In deze civiele procedure, behandeld door het Gerecht in Eerste Aanleg van Aruba, zijn er twee zaken aan de orde: A.R. no. 1470 van 2016 en A.R. no. 2489 van 2016. De eiseres, vertegenwoordigd door haar advocaat mr. D.C.A. Crouch, heeft een geschil met de naamloze vennootschap Notariskantoor M.J.C. Tromp N.V., die wordt vertegenwoordigd door de advocaten mrs. A.I.N. Fräser en E.A.T. Kuster. De zaak betreft een contra-akte die door de eiseres is ingediend, waarbij producties zijn gevoegd. De gedaagde partij, aangeduid als gedaagde 2, heeft ook een rol in deze procedure.
Het procesverloop tot 6 september 2017 is vastgelegd in een tussenvonnis. Op 1 november 2017 heeft gedaagde 2 een akte houdende uitlatingen ingediend, gevolgd door een contra-akte van de eiseres op 17 februari 2018. De rechter heeft geoordeeld dat gedaagde 2 in de gelegenheid moet worden gesteld om zich uit te laten over de inhoud van de producties die door de eiseres zijn ingediend. De rechter heeft besloten dat de eiseres niet mag reageren op de akte van gedaagde 2.
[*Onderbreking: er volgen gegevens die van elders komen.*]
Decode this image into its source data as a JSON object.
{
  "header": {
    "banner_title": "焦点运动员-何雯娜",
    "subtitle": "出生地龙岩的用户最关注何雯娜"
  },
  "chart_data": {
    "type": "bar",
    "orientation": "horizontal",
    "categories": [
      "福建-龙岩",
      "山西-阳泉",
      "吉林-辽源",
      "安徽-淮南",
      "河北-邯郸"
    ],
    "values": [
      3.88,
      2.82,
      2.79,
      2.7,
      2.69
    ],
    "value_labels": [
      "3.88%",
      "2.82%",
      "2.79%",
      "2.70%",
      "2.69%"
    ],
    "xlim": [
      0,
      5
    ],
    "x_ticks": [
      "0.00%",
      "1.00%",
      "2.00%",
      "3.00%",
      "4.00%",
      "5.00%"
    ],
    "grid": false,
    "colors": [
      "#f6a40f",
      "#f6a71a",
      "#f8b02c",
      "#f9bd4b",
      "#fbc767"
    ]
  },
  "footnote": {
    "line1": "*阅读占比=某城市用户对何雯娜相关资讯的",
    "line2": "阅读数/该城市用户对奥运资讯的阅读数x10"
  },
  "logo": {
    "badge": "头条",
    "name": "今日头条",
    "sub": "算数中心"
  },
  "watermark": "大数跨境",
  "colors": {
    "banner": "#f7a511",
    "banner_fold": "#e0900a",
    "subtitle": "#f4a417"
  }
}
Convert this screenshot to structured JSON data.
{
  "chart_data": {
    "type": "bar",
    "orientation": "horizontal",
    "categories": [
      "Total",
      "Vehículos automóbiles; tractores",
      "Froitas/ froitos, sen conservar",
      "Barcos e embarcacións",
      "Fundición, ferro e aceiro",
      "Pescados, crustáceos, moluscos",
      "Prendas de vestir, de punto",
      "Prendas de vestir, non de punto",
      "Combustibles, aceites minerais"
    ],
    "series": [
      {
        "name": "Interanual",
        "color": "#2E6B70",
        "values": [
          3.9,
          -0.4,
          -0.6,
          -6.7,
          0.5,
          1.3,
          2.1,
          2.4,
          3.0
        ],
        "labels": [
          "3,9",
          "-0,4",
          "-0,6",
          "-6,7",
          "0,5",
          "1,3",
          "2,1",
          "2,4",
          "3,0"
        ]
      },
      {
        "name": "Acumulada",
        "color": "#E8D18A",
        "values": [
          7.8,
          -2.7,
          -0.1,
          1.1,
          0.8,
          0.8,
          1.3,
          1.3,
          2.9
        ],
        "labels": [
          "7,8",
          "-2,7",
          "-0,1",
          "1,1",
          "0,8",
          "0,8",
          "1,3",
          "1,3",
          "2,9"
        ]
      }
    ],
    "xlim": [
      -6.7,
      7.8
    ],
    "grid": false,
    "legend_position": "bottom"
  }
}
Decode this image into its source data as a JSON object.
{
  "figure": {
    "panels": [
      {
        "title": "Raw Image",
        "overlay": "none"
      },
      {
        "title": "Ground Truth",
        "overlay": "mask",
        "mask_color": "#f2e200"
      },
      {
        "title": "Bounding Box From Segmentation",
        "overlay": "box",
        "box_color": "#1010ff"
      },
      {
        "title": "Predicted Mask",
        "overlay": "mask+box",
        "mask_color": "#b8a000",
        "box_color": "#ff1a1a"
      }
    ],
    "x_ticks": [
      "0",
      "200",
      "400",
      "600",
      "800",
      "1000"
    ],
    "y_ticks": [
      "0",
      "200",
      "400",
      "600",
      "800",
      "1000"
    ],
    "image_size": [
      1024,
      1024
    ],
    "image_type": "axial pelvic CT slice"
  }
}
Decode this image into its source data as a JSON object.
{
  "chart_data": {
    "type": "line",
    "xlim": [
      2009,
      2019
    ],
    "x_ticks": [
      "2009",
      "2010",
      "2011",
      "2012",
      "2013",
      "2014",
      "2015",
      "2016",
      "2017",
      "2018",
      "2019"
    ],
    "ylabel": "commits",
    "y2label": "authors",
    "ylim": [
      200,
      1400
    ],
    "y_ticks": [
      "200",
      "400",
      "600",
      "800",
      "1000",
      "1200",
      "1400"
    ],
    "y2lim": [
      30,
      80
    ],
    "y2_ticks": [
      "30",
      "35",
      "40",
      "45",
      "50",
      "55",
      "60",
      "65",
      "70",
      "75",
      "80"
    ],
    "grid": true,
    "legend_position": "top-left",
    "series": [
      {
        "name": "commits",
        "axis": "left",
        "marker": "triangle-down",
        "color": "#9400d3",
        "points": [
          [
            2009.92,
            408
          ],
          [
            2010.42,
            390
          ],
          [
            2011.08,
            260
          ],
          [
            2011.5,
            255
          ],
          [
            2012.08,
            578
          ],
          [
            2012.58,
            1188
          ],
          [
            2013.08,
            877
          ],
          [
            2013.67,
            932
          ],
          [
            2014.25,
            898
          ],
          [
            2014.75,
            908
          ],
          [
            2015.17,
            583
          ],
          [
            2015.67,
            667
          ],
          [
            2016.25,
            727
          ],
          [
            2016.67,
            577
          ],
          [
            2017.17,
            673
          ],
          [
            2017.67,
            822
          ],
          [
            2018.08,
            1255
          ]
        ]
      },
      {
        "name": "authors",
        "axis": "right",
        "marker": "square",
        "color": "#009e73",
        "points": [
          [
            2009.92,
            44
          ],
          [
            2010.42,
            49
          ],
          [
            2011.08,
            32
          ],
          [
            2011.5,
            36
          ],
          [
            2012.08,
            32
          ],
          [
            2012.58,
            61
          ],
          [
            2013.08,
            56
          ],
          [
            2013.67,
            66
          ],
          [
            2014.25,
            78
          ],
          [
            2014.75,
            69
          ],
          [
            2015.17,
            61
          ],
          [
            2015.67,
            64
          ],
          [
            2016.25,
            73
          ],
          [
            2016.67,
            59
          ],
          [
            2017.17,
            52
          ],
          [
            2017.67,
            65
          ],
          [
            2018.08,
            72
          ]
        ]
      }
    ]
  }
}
In de uitspraak van 28 maart 2018 heeft het Gerecht de zaak verwezen naar de rolzitting voor verdere behandeling. De rechter heeft iedere verdere beslissing aangehouden, wat betekent dat de zaak nog niet definitief is beslist. Dit vonnis is uitgesproken door mr. A.H.M. van de Leur, rechter, tijdens een openbare zitting.